Optimizing software defect prediction: a fusion of binary horse herd optimizer and machine learning methods


Arasteh B., Bouyer A., Gunes P., Ghanbarzadeh R., Gharehchopogh F. S.

Neural Computing and Applications, cilt.37, ss.28295-28331, 2025 (SCI-Expanded, Scopus) identifier

  • Yayın Türü: Makale / Tam Makale
  • Cilt numarası: 37
  • Basım Tarihi: 2025
  • Doi Numarası: 10.1007/s00521-025-11669-6
  • Dergi Adı: Neural Computing and Applications
  • Derginin Tarandığı İndeksler: Science Citation Index Expanded (SCI-EXPANDED), Scopus, Academic Search Premier, PASCAL, Applied Science & Technology Source, Biotechnology Research Abstracts, Compendex, Computer & Applied Sciences, Index Islamicus, INSPEC, zbMATH
  • Sayfa Sayıları: ss.28295-28331
  • Anahtar Kelimeler: Feature selection, Horse herd optimization algorithm, Machine learning, Prediction, Software defect
  • İstanbul Gelişim Üniversitesi Adresli: Evet

Özet

Predicting software defects is a vital component of software engineering, focused on improving software quality by detecting potential issues at an early stage. This process involves predicting modules that are likely to be defective before testing, thereby minimizing both the time and expenses associated with the testing phase. Machine learning has proven to be an effective tool in identifying software modules that are prone to defects. However, achieving accurate and precise classification remains a challenge due to the complexity of factors within the training data set. To address this, the selection of the most relevant features for classification becomes essential, a task commonly addressed through the use of metaheuristic algorithms.
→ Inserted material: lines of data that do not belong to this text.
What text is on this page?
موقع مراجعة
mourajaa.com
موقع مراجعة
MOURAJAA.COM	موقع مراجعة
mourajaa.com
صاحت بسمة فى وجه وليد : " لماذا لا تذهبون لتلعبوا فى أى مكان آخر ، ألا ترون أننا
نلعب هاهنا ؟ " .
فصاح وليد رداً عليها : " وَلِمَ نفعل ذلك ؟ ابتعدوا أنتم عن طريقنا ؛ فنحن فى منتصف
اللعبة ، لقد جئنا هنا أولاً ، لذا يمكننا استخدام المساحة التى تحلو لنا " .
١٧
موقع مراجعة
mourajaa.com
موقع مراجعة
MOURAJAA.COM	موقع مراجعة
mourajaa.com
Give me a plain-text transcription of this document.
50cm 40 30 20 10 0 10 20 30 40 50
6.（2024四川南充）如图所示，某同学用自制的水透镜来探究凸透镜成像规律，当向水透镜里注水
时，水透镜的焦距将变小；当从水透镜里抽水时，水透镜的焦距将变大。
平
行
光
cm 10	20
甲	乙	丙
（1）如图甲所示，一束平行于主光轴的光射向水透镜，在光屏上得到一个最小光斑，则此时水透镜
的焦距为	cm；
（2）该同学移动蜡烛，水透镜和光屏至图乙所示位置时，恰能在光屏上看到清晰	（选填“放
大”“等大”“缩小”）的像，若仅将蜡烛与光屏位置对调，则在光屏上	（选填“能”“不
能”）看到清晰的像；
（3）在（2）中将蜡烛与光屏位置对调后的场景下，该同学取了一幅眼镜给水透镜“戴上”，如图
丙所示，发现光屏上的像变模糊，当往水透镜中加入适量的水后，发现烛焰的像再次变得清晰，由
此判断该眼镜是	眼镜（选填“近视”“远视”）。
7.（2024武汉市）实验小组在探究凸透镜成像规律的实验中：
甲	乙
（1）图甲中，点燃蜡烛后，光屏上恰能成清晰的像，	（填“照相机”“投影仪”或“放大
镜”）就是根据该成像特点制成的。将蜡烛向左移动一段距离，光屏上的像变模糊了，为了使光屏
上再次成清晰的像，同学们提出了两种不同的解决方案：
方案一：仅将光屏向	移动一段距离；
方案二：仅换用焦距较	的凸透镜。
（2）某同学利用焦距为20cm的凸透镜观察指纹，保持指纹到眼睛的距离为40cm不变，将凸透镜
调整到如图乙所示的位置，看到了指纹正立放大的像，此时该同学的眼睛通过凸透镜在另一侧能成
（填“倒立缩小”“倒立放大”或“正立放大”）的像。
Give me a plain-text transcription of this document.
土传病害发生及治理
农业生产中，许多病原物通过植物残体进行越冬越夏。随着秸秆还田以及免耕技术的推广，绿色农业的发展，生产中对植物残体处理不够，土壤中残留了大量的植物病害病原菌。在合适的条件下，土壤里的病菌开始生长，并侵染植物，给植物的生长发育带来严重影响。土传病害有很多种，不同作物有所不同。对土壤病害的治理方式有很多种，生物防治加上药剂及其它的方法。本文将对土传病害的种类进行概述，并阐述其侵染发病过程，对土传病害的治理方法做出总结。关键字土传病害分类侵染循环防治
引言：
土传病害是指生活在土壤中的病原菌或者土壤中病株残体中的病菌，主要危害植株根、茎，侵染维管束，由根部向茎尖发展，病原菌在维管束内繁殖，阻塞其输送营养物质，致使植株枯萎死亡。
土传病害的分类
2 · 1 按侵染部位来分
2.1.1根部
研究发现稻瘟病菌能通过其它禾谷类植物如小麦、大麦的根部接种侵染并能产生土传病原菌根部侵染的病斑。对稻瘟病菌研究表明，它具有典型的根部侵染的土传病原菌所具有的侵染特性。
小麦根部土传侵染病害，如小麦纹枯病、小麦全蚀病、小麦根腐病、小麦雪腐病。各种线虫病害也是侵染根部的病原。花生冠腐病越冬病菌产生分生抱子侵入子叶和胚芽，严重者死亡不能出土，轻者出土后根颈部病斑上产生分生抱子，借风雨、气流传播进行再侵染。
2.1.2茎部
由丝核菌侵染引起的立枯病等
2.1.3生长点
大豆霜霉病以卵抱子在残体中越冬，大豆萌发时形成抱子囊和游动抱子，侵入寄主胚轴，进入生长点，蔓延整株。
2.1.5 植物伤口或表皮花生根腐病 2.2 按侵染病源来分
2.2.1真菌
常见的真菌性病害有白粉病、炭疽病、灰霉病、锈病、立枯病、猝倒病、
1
This paper presents a new approach through the introduction of a binary form of the horse herd optimization algorithm (bHOA), specifically designed to enhance the feature selection process from training data sets. By focusing on the most significant features, the new method aims to significantly improve the precision and accuracy of software defect classifiers. The key contributions of this study include the development of a binary variant of the bHOA for optimized feature selection and the creation of an effective model for classifying faulty software modules. The efficacy of this method was tested using five real-world and benchmark data sets during both the training and testing phases. The results show that among the twenty-one features present in the data sets, metrics such as basic cyclomatic complexity, programme difficulty, the number of operators and operands, and lines of code are the most predictive of software defects. These findings highlight the substantial improvements in accuracy, precision, recall, and F1 score achieved through the integration of the binary bHOA with machine learning methods for software defect prediction.